As Jamaica struggles to deal with the aftermath of Hurricane Ivan, BBC News Online spoke to organisations in the UK helping to co-ordinate relief efforts to assist the stricken island.
By Damian Jones
BBC News Online
At least 14 people died and many homes were destroyed when 155mph winds and torrential rains struck Jamaica on Saturday.
Jamaicans are assessing the true extent of the devastation
Sharon Saunders, Jamaica's Deputy High Commissioner in London, said an appeal for aid had already provoked a huge response among Britain's Jamaican community.
A clean-up operation is now under way and vital supplies are being sent to the area.
'Pockets of destruction'
She told BBC News Online: "We have had a very good response from the Jamaican community here in Britain. We are very pleased because a lot of people have been ringing to offer their help."

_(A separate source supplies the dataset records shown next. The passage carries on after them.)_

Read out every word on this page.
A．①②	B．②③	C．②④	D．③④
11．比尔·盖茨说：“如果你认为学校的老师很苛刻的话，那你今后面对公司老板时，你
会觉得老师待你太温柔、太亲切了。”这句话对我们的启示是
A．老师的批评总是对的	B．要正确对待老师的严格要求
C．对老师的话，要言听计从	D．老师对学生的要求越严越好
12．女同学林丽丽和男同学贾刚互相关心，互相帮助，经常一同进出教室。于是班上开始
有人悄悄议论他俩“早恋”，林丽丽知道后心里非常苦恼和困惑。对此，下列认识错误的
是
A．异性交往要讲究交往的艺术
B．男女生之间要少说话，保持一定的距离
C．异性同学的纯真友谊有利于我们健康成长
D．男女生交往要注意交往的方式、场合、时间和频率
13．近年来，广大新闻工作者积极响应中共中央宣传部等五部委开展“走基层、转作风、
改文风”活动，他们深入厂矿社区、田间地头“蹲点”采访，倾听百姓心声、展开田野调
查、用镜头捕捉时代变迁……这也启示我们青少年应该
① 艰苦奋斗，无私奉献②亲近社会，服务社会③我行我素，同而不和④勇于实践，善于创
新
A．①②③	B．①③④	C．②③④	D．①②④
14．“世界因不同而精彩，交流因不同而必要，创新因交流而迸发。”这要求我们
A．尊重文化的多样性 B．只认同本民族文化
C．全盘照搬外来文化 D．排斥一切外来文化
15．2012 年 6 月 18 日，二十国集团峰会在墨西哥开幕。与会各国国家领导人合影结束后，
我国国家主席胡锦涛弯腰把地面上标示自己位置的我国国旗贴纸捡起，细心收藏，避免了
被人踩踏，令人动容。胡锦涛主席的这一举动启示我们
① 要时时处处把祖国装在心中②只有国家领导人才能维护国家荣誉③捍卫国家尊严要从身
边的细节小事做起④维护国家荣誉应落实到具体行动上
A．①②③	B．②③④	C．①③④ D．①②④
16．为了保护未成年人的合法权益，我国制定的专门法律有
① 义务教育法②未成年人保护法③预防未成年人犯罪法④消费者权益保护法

As well as cash donations, she said people and communities were offering their services to help out on the island along with useful supplies such as blankets and medical kits, to help those left destitute by the hurricane.
Despite the response, Ms Saunders said that she has urged people not to hand in material goods until the High Commission has a clear idea of what is needed.
She said: "We are currently waiting on a list of needs from Jamaica. Once we have that, we will be able to decide what assistance we can give and what assistance we will need from our international friends and family."
Despite the widespread damage, Ms Saunders said Jamaica had dealt with Ivan's onslaught better than had been hoped.
She added: "We had anticipated more of a catastrophe but there have been pockets of real destruction in some areas.
"I think the reason why we dealt so well with this hurricane was because we learned a lot from Hurricane Gilbert 12 years ago, particularly in terms of bolstering roofing and construction.
"The problem now is that we are having to rebuild again, knowing that another hurricane could hit in the near future."
Meanwhile, the UK Government and aid agencies are shipping out aid and volunteers.
Two humanitarian advisers from the Department for International Development (DFID) were flying out to Jamaica on Monday.
After being briefed by local and UN officials, they will report back on the most appropriate response.
They are also due to deliver items already requested by Jamaican authorities, such as plastic sheeting, water supplies and medical assistance.
The DFID said that following the assessments, funds would be made available "according to need".
It will also liaise with other donors to make sure funds are used "in the most effective way" to bring relief and save lives.
Oxfam aid workers are due to arrive on the island on Tuesday to assess the damage.
Caribbean humanitarian co-ordinator Marilise Turnbull said: "There is a large clean-up operation going on at the moment and we are sending workers out there with water testing kits.
"Surprisingly Jamaica wasn't as badly hit as we anticipated, especially Kingston which seemed to miss the eye of the storm.
"But we will be targeting and assessing the damage caused to rural areas because they seemed to come off worse."
Two Royal Navy vessels, HMS Richmond and the Royal Fleet Auxiliary tanker Wave Ruler have also been sent to the island.
The 300 personnel on board include medical staff and technicians.
Flooding continues to be the main problem in Jamaica.
Homes and roads were swept away in flooding caused by heavy rain and huge waves up to 23ft (seven metres) high.
Of the half-million people in the exposed eastern shores who had been urged to move into shelters, many ignored the advice fearing their homes might be looted.